Shatter the Ground i stand before you Kill me, or die where you stand…”

“Cavalca come il vento in catene di Ribellione

Vedo le cicatrici e il dolore

Frantuma il terreno io sto di fronte a te

Uccidimi, o muori lì dove sei…” (Weeping of the Spirits)

Lo spirito dello Sword and Sorcery in musica.

Il gotico, il metallo, le influenze anni ottanta, un pizzico di blues, tonnellate di grinta. Questi e altri gli ingredienti di un’opera composita e complessa, partorita da un pugno di artisti in cerca di riscatto dopo alcuni anni bui e bisognosi di riaffermare in toto la propria identità e il proprio messaggio. In una rispondenza metamusicale è esattamente quanto accade ai personaggi che animano il doppio album in questione, di cui esaminiamo la prima parte.

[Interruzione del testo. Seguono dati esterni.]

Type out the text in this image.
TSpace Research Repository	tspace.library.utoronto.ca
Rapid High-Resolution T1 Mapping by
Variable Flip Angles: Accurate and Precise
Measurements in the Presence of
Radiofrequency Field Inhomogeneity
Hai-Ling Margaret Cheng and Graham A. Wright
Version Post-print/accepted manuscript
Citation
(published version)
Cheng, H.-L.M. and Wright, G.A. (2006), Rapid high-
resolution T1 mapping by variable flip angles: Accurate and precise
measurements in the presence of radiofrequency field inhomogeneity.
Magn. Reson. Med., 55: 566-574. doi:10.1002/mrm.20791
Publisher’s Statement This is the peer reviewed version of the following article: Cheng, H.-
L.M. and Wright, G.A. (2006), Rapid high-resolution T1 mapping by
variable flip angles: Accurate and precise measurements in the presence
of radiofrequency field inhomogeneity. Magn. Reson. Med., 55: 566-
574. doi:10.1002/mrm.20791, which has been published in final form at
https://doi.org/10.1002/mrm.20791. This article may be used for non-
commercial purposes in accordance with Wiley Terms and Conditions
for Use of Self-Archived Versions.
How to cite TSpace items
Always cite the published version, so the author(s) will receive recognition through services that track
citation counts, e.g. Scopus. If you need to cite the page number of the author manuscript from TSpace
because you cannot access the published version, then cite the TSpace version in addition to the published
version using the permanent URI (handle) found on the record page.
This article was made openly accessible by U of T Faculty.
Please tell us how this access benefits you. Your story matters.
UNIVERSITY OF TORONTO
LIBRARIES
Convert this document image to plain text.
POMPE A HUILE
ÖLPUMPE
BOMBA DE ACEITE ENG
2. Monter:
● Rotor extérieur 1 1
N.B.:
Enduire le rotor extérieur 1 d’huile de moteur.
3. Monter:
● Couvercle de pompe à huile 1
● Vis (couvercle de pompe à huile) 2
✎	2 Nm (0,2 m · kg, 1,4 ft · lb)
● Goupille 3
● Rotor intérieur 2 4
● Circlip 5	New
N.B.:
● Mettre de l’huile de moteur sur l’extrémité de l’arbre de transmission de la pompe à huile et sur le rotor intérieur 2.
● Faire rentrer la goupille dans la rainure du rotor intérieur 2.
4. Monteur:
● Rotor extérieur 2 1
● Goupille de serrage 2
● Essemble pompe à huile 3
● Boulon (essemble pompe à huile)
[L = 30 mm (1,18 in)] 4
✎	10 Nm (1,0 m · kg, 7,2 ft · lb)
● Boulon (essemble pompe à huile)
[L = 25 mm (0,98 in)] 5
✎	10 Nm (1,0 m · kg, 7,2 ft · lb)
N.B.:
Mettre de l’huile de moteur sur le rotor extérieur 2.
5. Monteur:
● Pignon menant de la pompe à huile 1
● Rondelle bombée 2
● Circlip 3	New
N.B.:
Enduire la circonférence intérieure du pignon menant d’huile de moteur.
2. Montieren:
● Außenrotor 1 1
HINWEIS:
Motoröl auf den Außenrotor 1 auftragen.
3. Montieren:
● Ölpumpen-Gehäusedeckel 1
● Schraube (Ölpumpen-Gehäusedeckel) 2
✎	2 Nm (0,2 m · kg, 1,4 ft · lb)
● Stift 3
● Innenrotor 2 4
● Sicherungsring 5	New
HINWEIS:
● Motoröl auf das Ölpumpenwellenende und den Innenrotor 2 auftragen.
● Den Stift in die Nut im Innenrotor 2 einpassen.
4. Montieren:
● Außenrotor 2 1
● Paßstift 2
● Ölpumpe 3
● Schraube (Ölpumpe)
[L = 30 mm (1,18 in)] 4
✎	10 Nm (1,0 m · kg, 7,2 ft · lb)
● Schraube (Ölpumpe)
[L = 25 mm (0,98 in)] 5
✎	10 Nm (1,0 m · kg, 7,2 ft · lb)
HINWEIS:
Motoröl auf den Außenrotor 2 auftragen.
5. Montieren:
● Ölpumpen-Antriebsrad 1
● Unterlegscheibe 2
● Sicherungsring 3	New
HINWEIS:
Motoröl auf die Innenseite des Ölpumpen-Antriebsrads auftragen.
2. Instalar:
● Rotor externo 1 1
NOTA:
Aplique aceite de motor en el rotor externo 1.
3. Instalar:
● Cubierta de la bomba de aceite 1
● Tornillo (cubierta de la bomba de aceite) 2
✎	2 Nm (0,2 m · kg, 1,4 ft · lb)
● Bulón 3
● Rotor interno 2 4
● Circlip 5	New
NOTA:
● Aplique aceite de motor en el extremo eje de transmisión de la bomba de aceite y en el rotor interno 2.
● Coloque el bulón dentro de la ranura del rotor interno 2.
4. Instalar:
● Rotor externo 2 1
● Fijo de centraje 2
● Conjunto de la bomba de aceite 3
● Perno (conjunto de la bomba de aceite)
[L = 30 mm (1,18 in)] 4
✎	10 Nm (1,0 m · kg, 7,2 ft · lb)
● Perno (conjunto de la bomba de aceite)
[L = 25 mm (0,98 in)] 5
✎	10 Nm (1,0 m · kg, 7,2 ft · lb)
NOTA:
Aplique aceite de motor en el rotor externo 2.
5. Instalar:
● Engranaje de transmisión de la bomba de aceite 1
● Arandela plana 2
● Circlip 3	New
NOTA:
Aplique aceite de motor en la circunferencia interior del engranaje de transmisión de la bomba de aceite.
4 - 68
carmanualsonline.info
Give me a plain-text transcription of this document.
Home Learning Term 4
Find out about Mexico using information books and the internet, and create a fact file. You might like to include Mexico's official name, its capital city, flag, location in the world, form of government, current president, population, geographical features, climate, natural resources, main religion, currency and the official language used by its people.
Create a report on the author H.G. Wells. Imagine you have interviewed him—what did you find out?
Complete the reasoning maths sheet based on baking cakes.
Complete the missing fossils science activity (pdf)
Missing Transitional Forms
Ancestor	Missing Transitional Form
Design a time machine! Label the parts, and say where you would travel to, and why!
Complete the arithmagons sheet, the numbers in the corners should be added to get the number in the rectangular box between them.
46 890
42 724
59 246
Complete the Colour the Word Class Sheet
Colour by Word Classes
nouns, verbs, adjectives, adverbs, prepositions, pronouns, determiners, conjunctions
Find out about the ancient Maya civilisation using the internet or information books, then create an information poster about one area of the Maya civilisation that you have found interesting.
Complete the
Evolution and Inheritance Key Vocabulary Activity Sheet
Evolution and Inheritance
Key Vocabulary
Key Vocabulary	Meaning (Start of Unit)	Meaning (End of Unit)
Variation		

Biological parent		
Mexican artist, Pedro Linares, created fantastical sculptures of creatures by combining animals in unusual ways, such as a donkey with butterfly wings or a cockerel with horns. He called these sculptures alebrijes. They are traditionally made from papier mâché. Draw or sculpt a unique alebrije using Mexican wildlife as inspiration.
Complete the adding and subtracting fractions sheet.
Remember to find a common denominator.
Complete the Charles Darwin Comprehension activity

I Virgin Steele, band nata nel 1981 per volontà del chitarrista Jack Starr (defezionario dopo i primi due album) e del cantante e tastierista David DeFeis, dopo aver dato buona prova di sé e negli anni ottanta con lavori come Guardians of the flame, Age of Consent e soprattutto Noble Savage (album in cui emergeva in tutto il suo splendore un’attitudine sanguigna e allo stesso tempo sofisticata) si erano persi a causa di problemi con il management e parevano destinati a smarrirsi per sempre. Il ritorno sulle scene con l’anomalo Life Among the Ruins non era bastato a riportarli in quota.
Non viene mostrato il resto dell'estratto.